Nessun accordo tra amministrazioni comunali di Guardia ed Acquappesa e l’azienda S.A.TE.CA. spa che gestisce le Terme Luigiane. L’oggetto dell’incontro era relativo alla modalità di restituzione dei beni che sorgono nell’area mineraria da parte dell’azienda ai Comuni, ma è stato impedito dall’intervento di un nutrito gruppo di lavoratori che hanno protestato per la chiusura dell’azienda.
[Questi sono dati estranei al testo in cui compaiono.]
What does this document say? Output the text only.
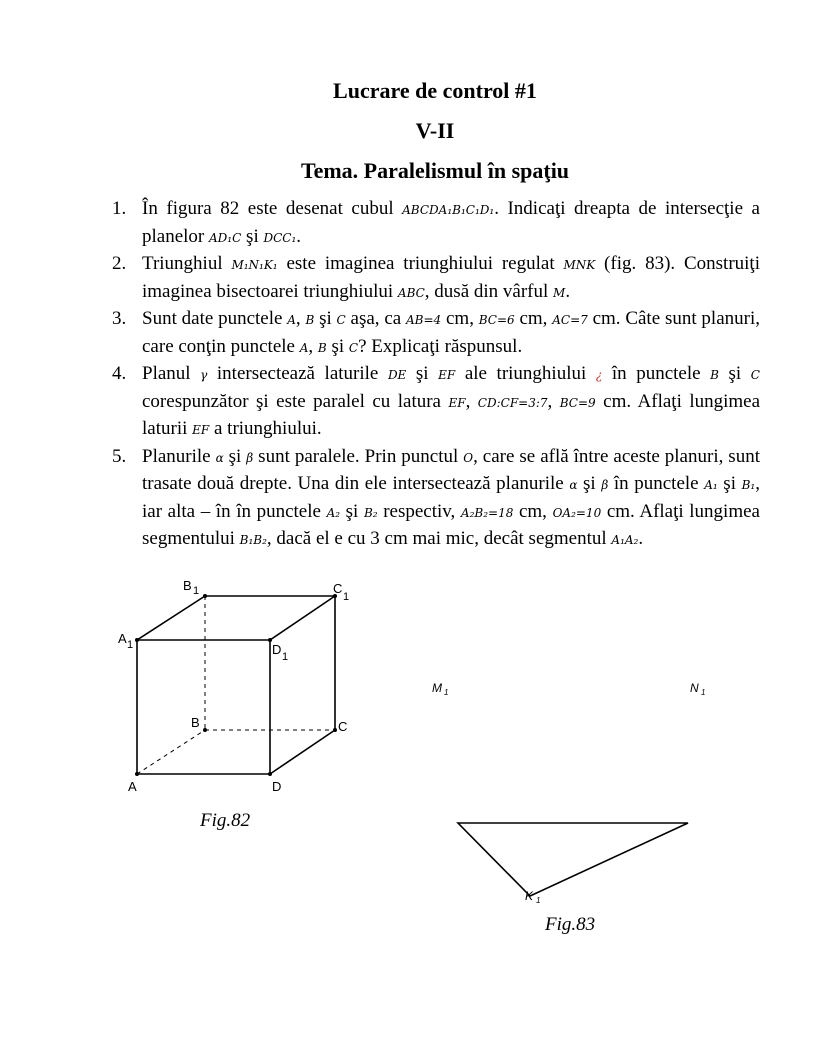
Lucrare de control #1
V-II
Tema. Paralelismul în spaţiu
1. În figura 82 este desenat cubul ABCDA₁B₁C₁D₁. Indicaţi dreapta de intersecţie a planelor AD₁C şi DCC₁.
2. Triunghiul M₁N₁K₁ este imaginea triunghiului regulat MNK (fig. 83). Construiţi imaginea bisectoarei triunghiului ABC, dusă din vârful M.
3. Sunt date punctele A, B şi C aşa, ca AB=4 cm, BC=6 cm, AC=7 cm. Câte sunt planuri, care conţin punctele A, B şi C? Explicaţi răspunsul.
4. Planul γ intersectează laturile DE şi EF ale triunghiului ¿ în punctele B şi C corespunzător şi este paralel cu latura EF, CD:CF=3:7, BC=9 cm. Aflaţi lungimea laturii EF a triunghiului.
5. Planurile α şi β sunt paralele. Prin punctul O, care se află între aceste planuri, sunt trasate două drepte. Una din ele intersectează planurile α şi β în punctele A₁ şi B₁, iar alta – în în punctele A₂ şi B₂ respectiv, A₂B₂=18 cm, OA₂=10 cm. Aflaţi lungimea segmentului B₁B₂, dacă el e cu 3 cm mai mic, decât segmentul A₁A₂.
A
B	C
D
A 1
B 1	C
1
D 1
Fig.82
M 1	N 1
K 1
Fig.83
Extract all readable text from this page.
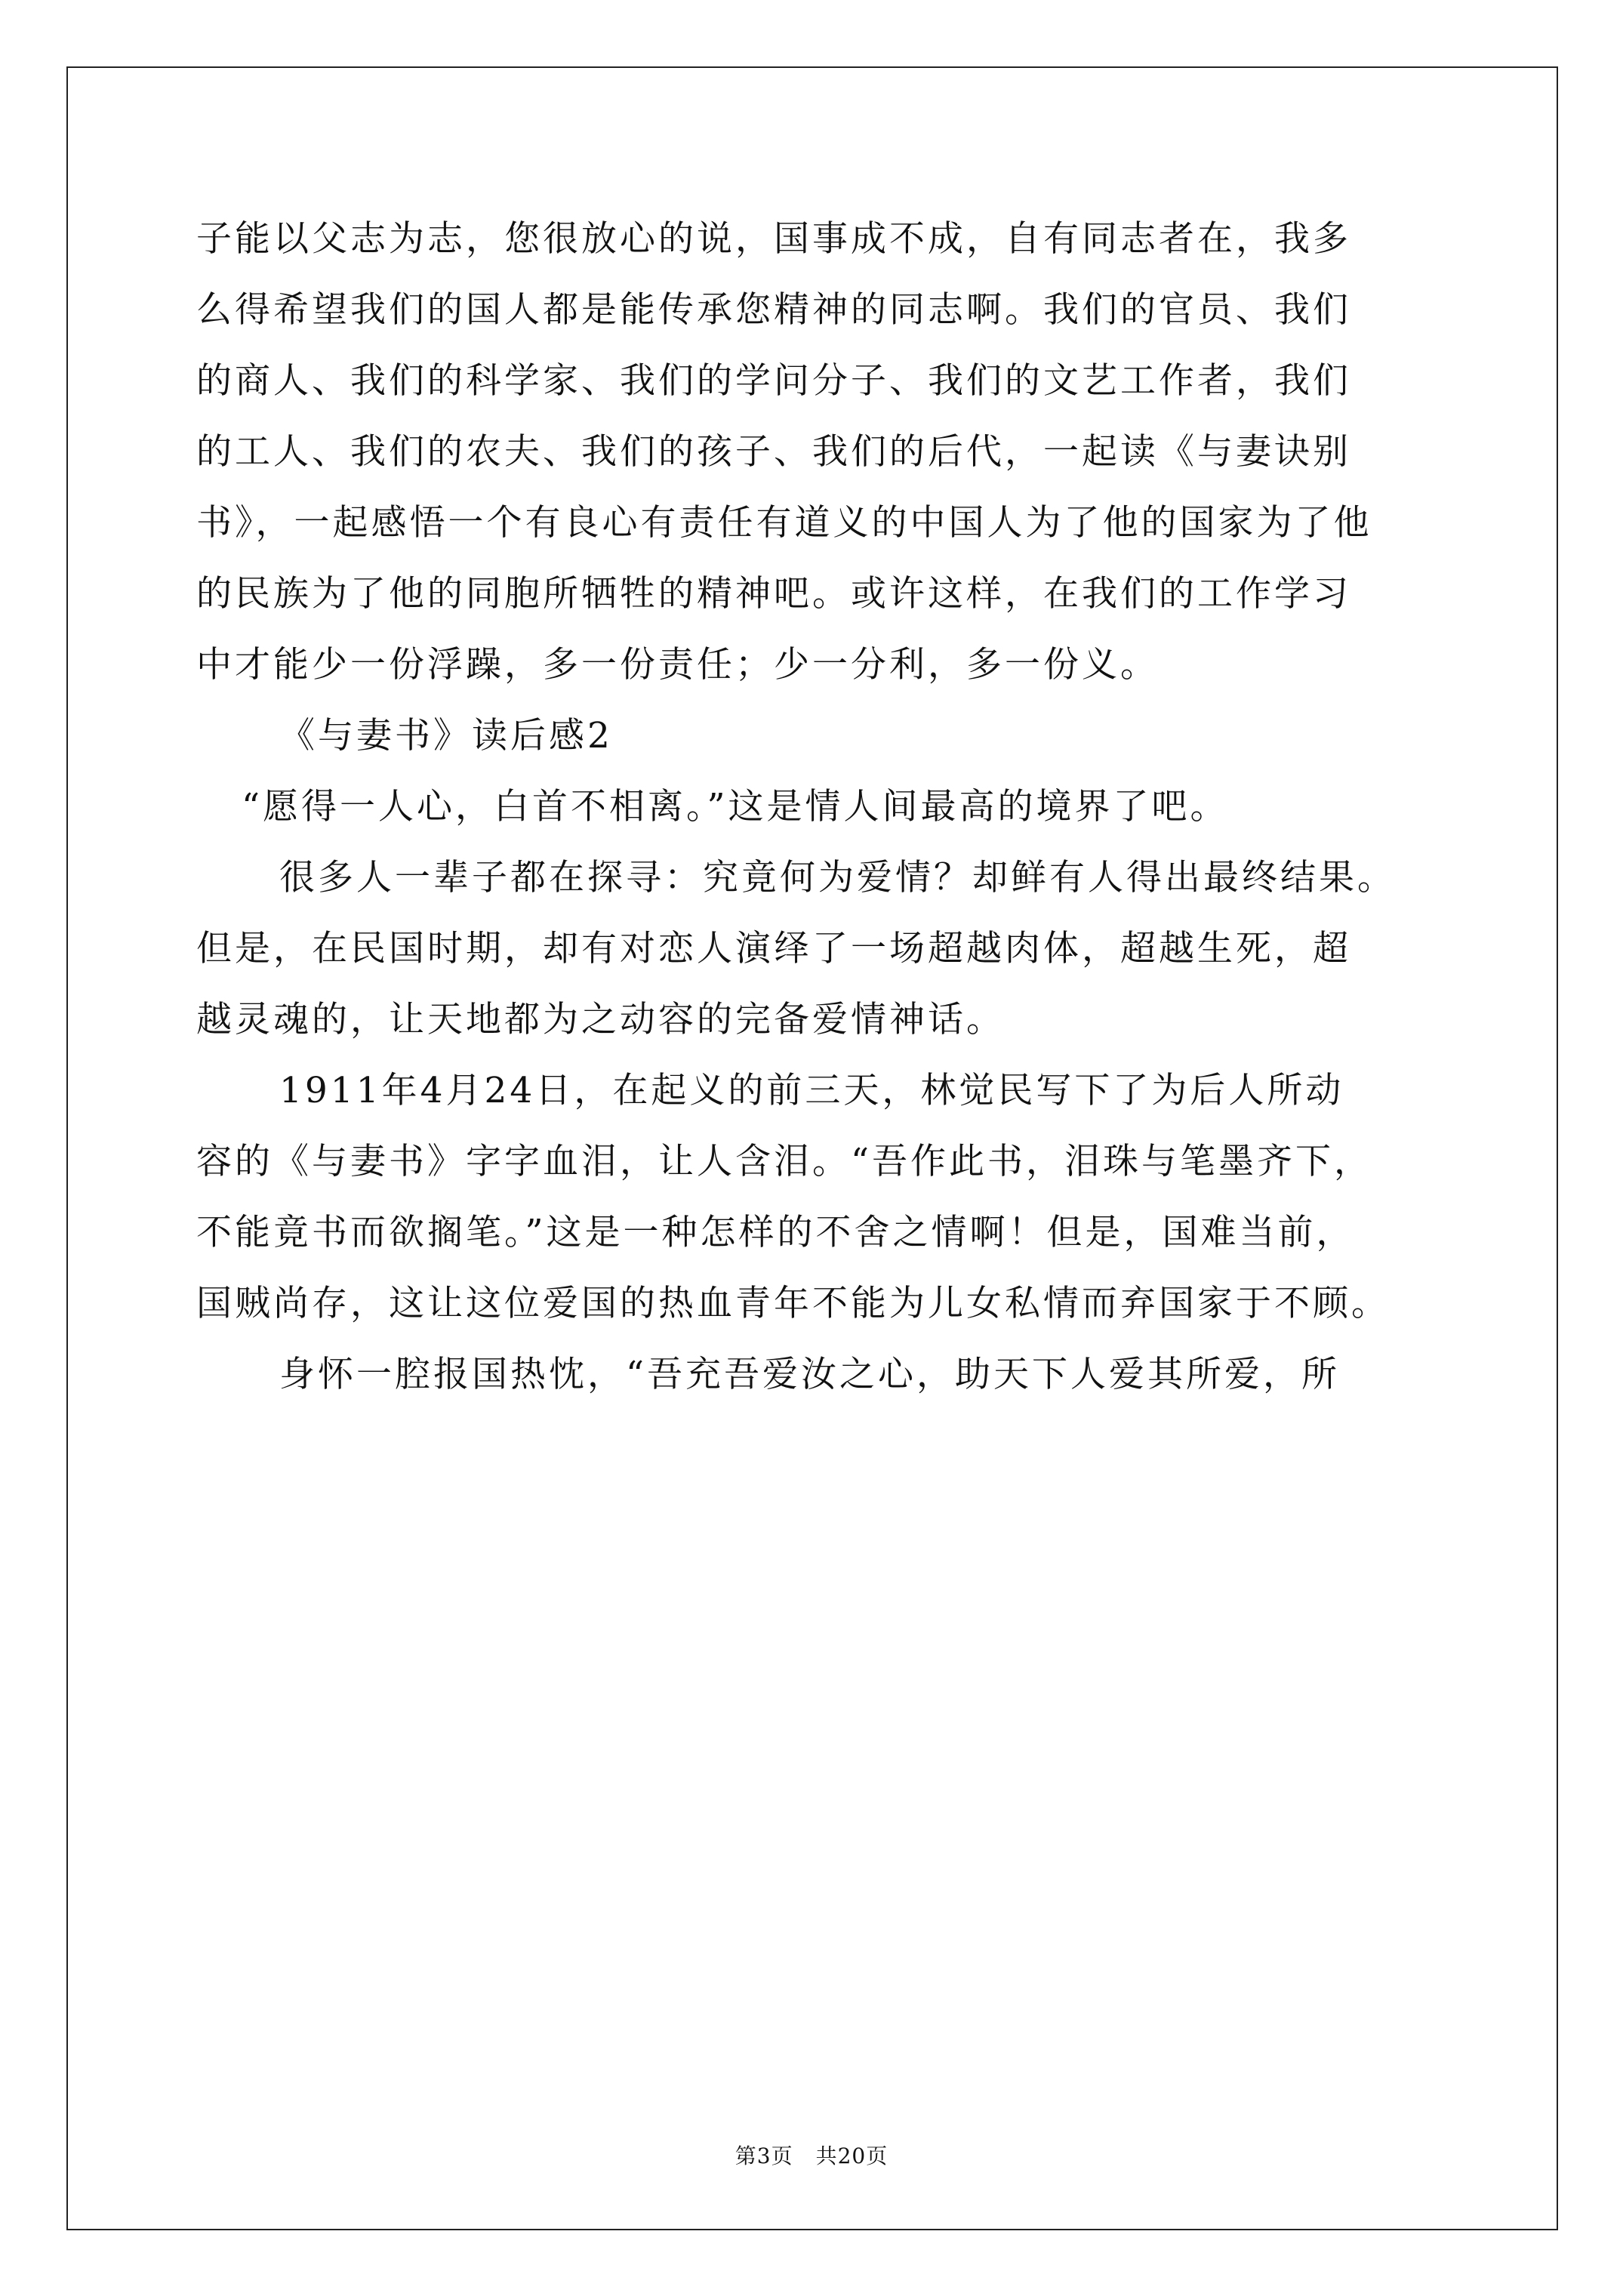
子能以父志为志，您很放心的说，国事成不成，自有同志者在，我多
么得希望我们的国人都是能传承您精神的同志啊。我们的官员、我们
的商人、我们的科学家、我们的学问分子、我们的文艺工作者，我们
的工人、我们的农夫、我们的孩子、我们的后代，一起读《与妻诀别
书》，一起感悟一个有良心有责任有道义的中国人为了他的国家为了他
的民族为了他的同胞所牺牲的精神吧。或许这样，在我们的工作学习
中才能少一份浮躁，多一份责任；少一分利，多一份义。
《与妻书》读后感2
“愿得一人心，白首不相离。”这是情人间最高的境界了吧。
很多人一辈子都在探寻：究竟何为爱情？却鲜有人得出最终结果。
但是，在民国时期，却有对恋人演绎了一场超越肉体，超越生死，超
越灵魂的，让天地都为之动容的完备爱情神话。
1911年4月24日，在起义的前三天，林觉民写下了为后人所动
容的《与妻书》字字血泪，让人含泪。“吾作此书，泪珠与笔墨齐下，
不能竟书而欲搁笔。”这是一种怎样的不舍之情啊！但是，国难当前，
国贼尚存，这让这位爱国的热血青年不能为儿女私情而弃国家于不顾。
身怀一腔报国热忱，“吾充吾爱汝之心，助天下人爱其所爱，所
第3页 共20页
Una rimostranza sacrosanta dovuta alla drammatica chiusura di fine anno dell’azienda termale.
E nonostante la vicenda sia ormai oggetto di attenzione da parte degli amministratori pubblici da anni, non si intravede ad oggi alcuna soluzione, salvo qualche ipotesi pasticciata e non ancora chiara. Ciò crea forti tensioni perché il personale dell’impresa (circa 250 persone) e quello dell’indotto (quasi 300 addetti) sono consapevoli che la chiusura delle Terme determinerà una crisi senza precedenti in un ampio comprensorio, con conseguente mancata erogazione di prestazioni sanitarie, disoccupazione, chiusura di attività commerciali e turistiche e abbandono di tante strutture nate in questi anni grazie al successo delle Terme.
La mancata soluzione sulla questione, continua a protrarsi nonostante due proroghe finalizzate a consentire ai comuni interessati, di predisporre la documentazione necessaria alla trasformazione della concessione. I lavoratori delle terme oramai allo stremo, sperano si riesca a trovare presto una soluzione definitiva! Non ci resta che attendere!